There are few players in the NHL that have been more impressive and noticeable through the first week of the Stanley Cup Playoffs than Colorado Avalanche forward Nathan MacKinnon.
He looks like he is shot out of a cannon on every shift and is one of the biggest reasons his team has a 3-1 lead on the Calgary Flames and is on the verge of knocking off the top-seeded team in the Western Conference.
MacKinnon may not have the highest point total in the playoffs, but his impact has been massive.
The Avalanche have looked like the better team through the first four games, and one of the biggest reasons for that has been their team speed.
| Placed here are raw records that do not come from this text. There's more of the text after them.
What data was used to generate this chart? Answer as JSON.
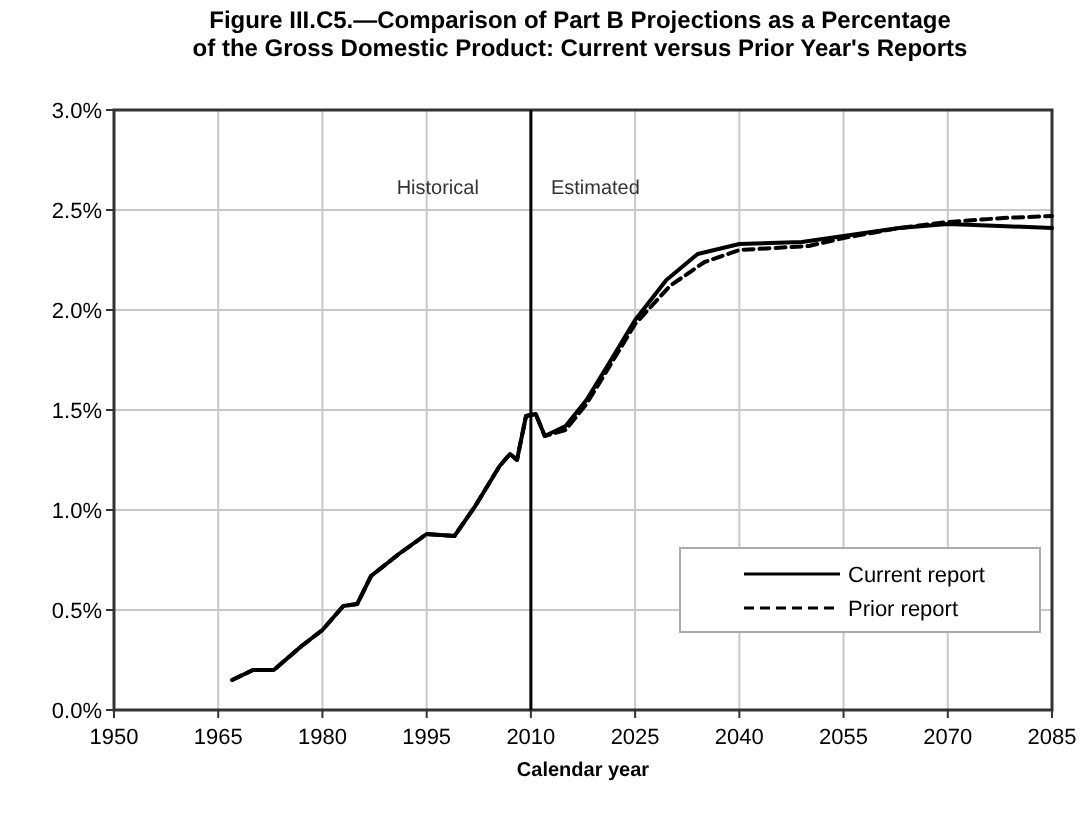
{
  "chart_data": {
    "type": "line",
    "title": "Figure III.C5.—Comparison of Part B Projections as a Percentage\nof the Gross Domestic Product: Current versus Prior Year's Reports",
    "xlabel": "Calendar year",
    "xlim": [
      1950,
      2085
    ],
    "xticks": [
      1950,
      1965,
      1980,
      1995,
      2010,
      2025,
      2040,
      2055,
      2070,
      2085
    ],
    "ylim": [
      0,
      3
    ],
    "yticks": [
      {
        "value": 0,
        "label": "0.0%"
      },
      {
        "value": 0.5,
        "label": "0.5%"
      },
      {
        "value": 1,
        "label": "1.0%"
      },
      {
        "value": 1.5,
        "label": "1.5%"
      },
      {
        "value": 2,
        "label": "2.0%"
      },
      {
        "value": 2.5,
        "label": "2.5%"
      },
      {
        "value": 3,
        "label": "3.0%"
      }
    ],
    "grid": true,
    "legend": "bottom right",
    "ref_lines": [
      {
        "axis": "x",
        "value": 2010,
        "color": "#000000"
      }
    ],
    "annotations": [
      "Historical",
      "Estimated"
    ],
    "series": [
      {
        "name": "Current report",
        "color": "#000000",
        "line_style": "solid",
        "x": [
          1967,
          1970,
          1973,
          1977,
          1980,
          1983,
          1985,
          1987,
          1991,
          1995,
          1999,
          2002,
          2005.5,
          2007,
          2008,
          2009.3,
          2010.7,
          2012,
          2015,
          2018,
          2021,
          2025,
          2029.5,
          2034,
          2040,
          2049,
          2055,
          2063,
          2070,
          2077.5,
          2085
        ],
        "values": [
          0.15,
          0.2,
          0.2,
          0.32,
          0.4,
          0.52,
          0.53,
          0.67,
          0.78,
          0.88,
          0.87,
          1.02,
          1.22,
          1.28,
          1.25,
          1.47,
          1.48,
          1.37,
          1.42,
          1.55,
          1.72,
          1.95,
          2.15,
          2.28,
          2.33,
          2.34,
          2.37,
          2.41,
          2.43,
          2.42,
          2.41
        ]
      },
      {
        "name": "Prior report",
        "color": "#000000",
        "line_style": "dashed",
        "x": [
          1967,
          1970,
          1973,
          1977,
          1980,
          1983,
          1985,
          1987,
          1991,
          1995,
          1999,
          2002,
          2005.5,
          2007,
          2008,
          2009.3,
          2010.7,
          2012,
          2015,
          2018,
          2021,
          2025,
          2030,
          2035,
          2040,
          2050,
          2055,
          2063,
          2070,
          2078,
          2085
        ],
        "values": [
          0.15,
          0.2,
          0.2,
          0.32,
          0.4,
          0.52,
          0.53,
          0.67,
          0.78,
          0.88,
          0.87,
          1.02,
          1.22,
          1.28,
          1.25,
          1.47,
          1.48,
          1.37,
          1.4,
          1.53,
          1.7,
          1.93,
          2.12,
          2.24,
          2.3,
          2.32,
          2.36,
          2.41,
          2.44,
          2.46,
          2.47
        ]
      }
    ]
  }
}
They just look faster in every game, and at no time is that more evident than when MacKinnon and his line is on the ice.
There is no answer for him or anything he is doing, and you don’t have to dig too deep into the numbers to see it.
Following Wednesday’s come-from-behind 3-2 overtime win, MacKinnon is leading the league in total shot attempts (44), shots on goals (24), and scoring chances (25) and has been a driving force behind the Avalanche offense, just as he has been over the past two regular seasons where he has emerged as one of the truly elite players in the league.
He has been as dominant as it can possibly get at this level.
He is also one of the biggest current steals in the NHL when it comes to his total value under the salary cap, and from a team perspective has become the most valuable asset on any team in the NHL.
You won’t find anyone arguing that he is the best player in the league, but he is certainly on the very short list of players that stand out head and shoulders above the rest of the pack. Definitely top-10 at this point, maybe even starting to push the top-five. Just consider that since the start of the 2017-18 season only two players in the league (Nikita Kucherov and Connor McDavid) have recorded more points than MacKinnon, while only three have scored more goals.
He scored 41 goals and 99 total points in 82 games this season, and was at 39 goals and 97 points in only 74 games a year ago (that would have been a 43-goal, 107-point pace over 82 games).
That sort of offensive brilliance is incredibly rare, and MacKinnon is showing no signs of slowing down.
There are two things that make this such a steal for the Avalanche.
The first is that MacKinnon is still only 23 years old, meaning that he still might have his best and most productive days in the NHL sitting in front of him as most scorers hit their peak levels of production between the ages of 22 and 26.
The second is that the Avalanche have him under contract at only $6.3 million per season for four more full seasons after this one.
That means he is under contract for all of his peak years at an astonishingly low rate for the team.
The Avalanche are going to be getting a bonafide superstar, throughout probably all of his prime years in the NHL, for a price that is probably equivalent to a really good, but not great, first-or second-line player. That is a totally bonkers contract, and it gives the Avalanche an enormous advantage when it comes to building their team around him.
Add in the fact that Gabriel Landeskog makes even less over the next two years, and the Avalanche have only $11 million committed to a pair of top-line stars.
That is one of the biggest reasons you have to be extraordinarily excited about the future of this team, no matter what happens in this series or the remainder of the playoffs.
MacKinnon, Landeskog, and Mikko Rantanen is as good of a trio as there is anywhere else in the league, and they are probably the biggest reason the Avalanche have made the playoffs the past two years.
Now they are on the verge of getting even more around them.
They have a top-four pick in Cale Makar that has made his arrival in the league and, in just two playoff games, already looks like he belongs. They have a pipeline of young players filled with the potential (some in the NHL already; some on their way) and another top-four pick coming this spring thanks to completion of the Matt Duchene trade. Because MacKinnon, Landeskog, and Rantanen are so young (and so cheap) they should all still be a part of the team that pipeline starts to make its biggest impact.
And because their two best players are tied to contracts that are probably for about half of what their market value should be, they have a ton of flexibility to not only keep their other young players (Rantanen, specifically) but also add around them. It is a huge advantage.